I am also interested in Descartes views on imagination and feeling. He says that because it takes more effort to imagine than to conceive, the imagination is not essential to his nature and that he (a being that thinks) would remain the same without imagination. The same for feeling. So, finally, he claims that the “I”, the conscious being is separable from, and complete without body, imagination or feeling. Clearly he privileges the intellect and the will as essential to the self.

And yet, he says in the Discourse that he intends to spend the rest of his life searching for medical truths that will help people live healthy and long lives. These seem, on the surface, to be contradictory attitudes. With what medicine do you heal a clock?
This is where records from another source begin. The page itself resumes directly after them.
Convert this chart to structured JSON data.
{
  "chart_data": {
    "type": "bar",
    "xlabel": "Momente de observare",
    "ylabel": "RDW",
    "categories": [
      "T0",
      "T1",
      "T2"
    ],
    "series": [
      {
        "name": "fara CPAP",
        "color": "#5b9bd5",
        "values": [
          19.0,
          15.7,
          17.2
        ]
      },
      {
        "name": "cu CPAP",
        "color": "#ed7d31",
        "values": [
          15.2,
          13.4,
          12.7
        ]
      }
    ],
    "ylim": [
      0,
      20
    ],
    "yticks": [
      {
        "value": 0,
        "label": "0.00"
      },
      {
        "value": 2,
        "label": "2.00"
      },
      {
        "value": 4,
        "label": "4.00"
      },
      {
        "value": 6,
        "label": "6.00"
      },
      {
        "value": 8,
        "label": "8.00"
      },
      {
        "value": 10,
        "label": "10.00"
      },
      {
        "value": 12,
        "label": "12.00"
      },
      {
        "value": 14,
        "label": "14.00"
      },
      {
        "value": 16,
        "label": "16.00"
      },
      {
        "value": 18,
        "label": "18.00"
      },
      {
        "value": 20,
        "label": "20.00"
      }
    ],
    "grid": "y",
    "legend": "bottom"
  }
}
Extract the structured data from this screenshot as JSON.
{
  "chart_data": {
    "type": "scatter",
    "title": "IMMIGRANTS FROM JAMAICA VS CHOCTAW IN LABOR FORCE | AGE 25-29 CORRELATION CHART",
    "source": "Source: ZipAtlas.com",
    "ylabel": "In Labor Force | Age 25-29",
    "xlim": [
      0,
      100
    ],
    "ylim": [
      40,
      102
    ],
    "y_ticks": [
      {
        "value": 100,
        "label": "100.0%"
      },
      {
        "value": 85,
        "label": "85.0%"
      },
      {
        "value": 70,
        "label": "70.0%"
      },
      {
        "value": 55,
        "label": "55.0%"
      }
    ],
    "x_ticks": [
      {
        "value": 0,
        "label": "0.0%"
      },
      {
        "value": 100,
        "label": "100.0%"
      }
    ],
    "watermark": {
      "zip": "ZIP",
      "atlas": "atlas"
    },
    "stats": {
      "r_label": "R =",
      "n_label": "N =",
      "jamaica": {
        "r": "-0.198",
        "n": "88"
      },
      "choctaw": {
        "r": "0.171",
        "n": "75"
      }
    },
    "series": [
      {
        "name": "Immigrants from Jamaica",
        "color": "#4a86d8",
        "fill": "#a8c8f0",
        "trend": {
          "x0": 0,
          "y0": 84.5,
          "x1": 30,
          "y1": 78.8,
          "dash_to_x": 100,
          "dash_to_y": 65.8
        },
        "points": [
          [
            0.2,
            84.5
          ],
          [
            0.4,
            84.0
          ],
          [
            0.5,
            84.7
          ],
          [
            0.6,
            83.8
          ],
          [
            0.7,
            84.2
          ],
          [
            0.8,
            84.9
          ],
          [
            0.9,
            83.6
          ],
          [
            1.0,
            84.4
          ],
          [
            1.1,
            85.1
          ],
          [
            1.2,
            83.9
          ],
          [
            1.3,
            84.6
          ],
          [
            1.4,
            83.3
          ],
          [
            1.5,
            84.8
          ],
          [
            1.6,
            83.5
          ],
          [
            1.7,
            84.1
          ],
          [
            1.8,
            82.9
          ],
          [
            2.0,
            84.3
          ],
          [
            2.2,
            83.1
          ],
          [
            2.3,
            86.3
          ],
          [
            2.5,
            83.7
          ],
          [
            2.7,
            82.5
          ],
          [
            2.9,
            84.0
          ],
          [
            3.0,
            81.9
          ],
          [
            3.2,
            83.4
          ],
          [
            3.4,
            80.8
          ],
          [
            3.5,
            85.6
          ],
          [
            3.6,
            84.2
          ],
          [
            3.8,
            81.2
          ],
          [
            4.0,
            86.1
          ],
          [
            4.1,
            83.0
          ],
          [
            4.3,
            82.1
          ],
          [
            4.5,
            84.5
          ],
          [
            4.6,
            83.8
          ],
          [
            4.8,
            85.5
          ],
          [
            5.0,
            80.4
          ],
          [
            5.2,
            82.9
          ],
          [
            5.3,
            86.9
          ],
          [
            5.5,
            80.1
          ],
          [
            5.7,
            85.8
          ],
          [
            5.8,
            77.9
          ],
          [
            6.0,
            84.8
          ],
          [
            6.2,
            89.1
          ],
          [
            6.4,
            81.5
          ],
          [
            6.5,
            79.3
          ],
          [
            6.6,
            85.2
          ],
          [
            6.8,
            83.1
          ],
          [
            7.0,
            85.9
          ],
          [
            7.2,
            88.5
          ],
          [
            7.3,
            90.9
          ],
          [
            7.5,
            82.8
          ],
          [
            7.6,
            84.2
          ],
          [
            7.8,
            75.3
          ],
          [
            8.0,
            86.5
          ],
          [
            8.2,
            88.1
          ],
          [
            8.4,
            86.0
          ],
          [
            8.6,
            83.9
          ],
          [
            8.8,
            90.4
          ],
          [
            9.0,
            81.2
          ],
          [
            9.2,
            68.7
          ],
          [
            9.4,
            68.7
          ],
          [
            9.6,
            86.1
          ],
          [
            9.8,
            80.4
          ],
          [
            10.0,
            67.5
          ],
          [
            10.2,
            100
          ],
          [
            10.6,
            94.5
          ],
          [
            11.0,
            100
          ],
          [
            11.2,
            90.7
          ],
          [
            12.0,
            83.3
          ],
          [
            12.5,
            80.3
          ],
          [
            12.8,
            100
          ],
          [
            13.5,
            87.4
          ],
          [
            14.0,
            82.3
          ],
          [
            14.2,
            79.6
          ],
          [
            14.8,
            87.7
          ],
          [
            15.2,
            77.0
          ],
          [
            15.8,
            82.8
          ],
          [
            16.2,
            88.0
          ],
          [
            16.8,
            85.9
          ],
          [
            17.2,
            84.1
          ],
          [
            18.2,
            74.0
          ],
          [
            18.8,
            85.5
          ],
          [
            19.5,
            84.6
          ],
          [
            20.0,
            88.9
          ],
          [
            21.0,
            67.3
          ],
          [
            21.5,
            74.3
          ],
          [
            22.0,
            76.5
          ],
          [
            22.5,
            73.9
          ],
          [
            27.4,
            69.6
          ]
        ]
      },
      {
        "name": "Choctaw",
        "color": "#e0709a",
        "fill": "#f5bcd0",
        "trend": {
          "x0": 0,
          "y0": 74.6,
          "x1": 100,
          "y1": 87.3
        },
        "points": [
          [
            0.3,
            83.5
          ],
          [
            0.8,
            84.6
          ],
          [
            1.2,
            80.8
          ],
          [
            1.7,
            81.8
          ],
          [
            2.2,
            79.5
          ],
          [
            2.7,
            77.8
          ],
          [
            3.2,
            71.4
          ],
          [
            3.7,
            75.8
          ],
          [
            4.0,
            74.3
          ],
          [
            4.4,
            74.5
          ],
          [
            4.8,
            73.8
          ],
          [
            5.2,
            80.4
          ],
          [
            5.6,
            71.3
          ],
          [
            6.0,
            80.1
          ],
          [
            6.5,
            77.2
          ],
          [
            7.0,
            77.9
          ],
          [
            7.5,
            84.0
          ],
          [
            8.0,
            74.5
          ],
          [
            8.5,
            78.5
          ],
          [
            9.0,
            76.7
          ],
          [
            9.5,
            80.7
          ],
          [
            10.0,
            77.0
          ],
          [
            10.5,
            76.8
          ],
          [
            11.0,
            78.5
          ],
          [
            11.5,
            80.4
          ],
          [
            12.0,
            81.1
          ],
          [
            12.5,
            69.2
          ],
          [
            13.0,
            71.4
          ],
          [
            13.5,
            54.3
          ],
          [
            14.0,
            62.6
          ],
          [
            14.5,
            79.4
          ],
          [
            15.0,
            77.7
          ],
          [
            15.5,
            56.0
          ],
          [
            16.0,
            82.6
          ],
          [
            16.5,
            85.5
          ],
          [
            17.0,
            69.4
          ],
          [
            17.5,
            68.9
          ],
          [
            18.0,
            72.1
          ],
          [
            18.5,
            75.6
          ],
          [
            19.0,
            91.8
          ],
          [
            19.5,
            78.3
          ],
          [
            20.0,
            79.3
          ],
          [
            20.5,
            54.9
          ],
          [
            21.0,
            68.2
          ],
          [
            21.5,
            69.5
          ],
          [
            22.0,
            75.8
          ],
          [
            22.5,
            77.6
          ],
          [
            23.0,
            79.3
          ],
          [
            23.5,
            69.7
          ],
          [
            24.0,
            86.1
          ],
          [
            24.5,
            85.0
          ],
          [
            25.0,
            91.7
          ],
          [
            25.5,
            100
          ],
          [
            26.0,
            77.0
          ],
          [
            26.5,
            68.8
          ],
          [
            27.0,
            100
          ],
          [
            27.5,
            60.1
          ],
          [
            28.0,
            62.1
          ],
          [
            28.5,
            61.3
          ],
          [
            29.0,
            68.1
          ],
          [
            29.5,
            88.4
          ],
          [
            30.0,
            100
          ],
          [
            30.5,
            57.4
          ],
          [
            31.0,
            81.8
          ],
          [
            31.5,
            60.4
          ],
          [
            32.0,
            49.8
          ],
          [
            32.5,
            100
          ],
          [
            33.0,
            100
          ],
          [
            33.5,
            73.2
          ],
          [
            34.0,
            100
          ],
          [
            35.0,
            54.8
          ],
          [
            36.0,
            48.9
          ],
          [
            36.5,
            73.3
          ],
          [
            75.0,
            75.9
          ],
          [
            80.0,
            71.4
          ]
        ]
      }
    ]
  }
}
My belief (at this point in my reading) is that the protestant reformation led the way in destroying the feminine aspect of the divine, and thus in destroying a place for women in public. The divine became again, in popular conception, a distant, remote, inscrutable and indifferent father/creator. Those who introjected this distant father figure might well have felt “he” repudiated the feminine and therefore were acting on his orders as they began a violent campaign against women, and against everything they saw as feminine.

It was, I think, religion rather than philosophy that was most to blame. Bordo writes that the century from 1550 to 1650 was a horrifically misogynist time, with most of the hatred centred on woman as mother. Thousands of old women were roasted for witchcraft. What caused it? Fear, of course. But was it fear of the power of woman, or fear of what “He”, the introjected Father, might think?